A for what Hans suggested I hadn't gotten as far and didn't mention ...
definition and solutions of a system of first order equations. 31.1. the pair of equations:
dy1/dt = f1(y1,y2,...,yn,t) = f1(t)x+g1(t)y+h1(t)
dy2/dt = f2(y1,y2,...,yn,t) = f2(t)x+g2(t)y+h2(t)
...
where f1 and f2 are functions of x,y,t fefined on a common set S, is called a system of two first order equations, the sol'n will be two functions on common interval I contained in S satisfying both.
means you can solve
dx/dt=t/x^2 , dy/dt=y/t^2
does not mean you are encouraged to write (for the sake of a book chapter)
dy/dx=y+2y
d^2y/dx^2=2y+2Y
because that is
dy1/dt = f1(y1,t) = f1(t)y1+h1(t)
dy1/dt = f2(y1,t) = f2(t)y1+h2(t)
while the following may be an identity in x, it may be (is in most cases) inconsistent
x' = f1(x)
x' = f2(x)
also a note that in "beginner's ODE" it is spelled out that fn(t) has no exponent restriction and must be the independent variable t
that being said i see why Hans decided y' and y'' are likely not the same.
i question Hans a little as since you said it's not a copied equation but your own (observation): maybe Mathematica's answer is the answer you seek. but i have not bench checked it.

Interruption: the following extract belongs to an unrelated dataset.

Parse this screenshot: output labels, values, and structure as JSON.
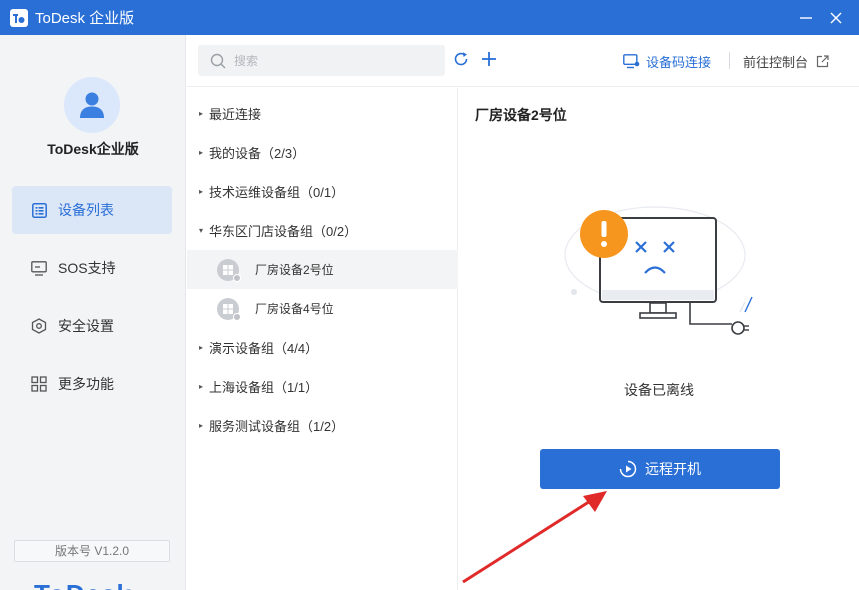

you said your studying celestial mechanics, perhaps diff equation course is prerequisite (if it is not then you shouldn't need the answer the question), perhaps you did take the course a while back and need help remembering?
it's a fairly complex topic so unless the answer is a single function (often not), describing the answer would be difficult unless you had taken the course. solution, unless otherwise stated, means a complete and exact function but the answer may be implicit or have hidden answers and know these is the beginning of the course.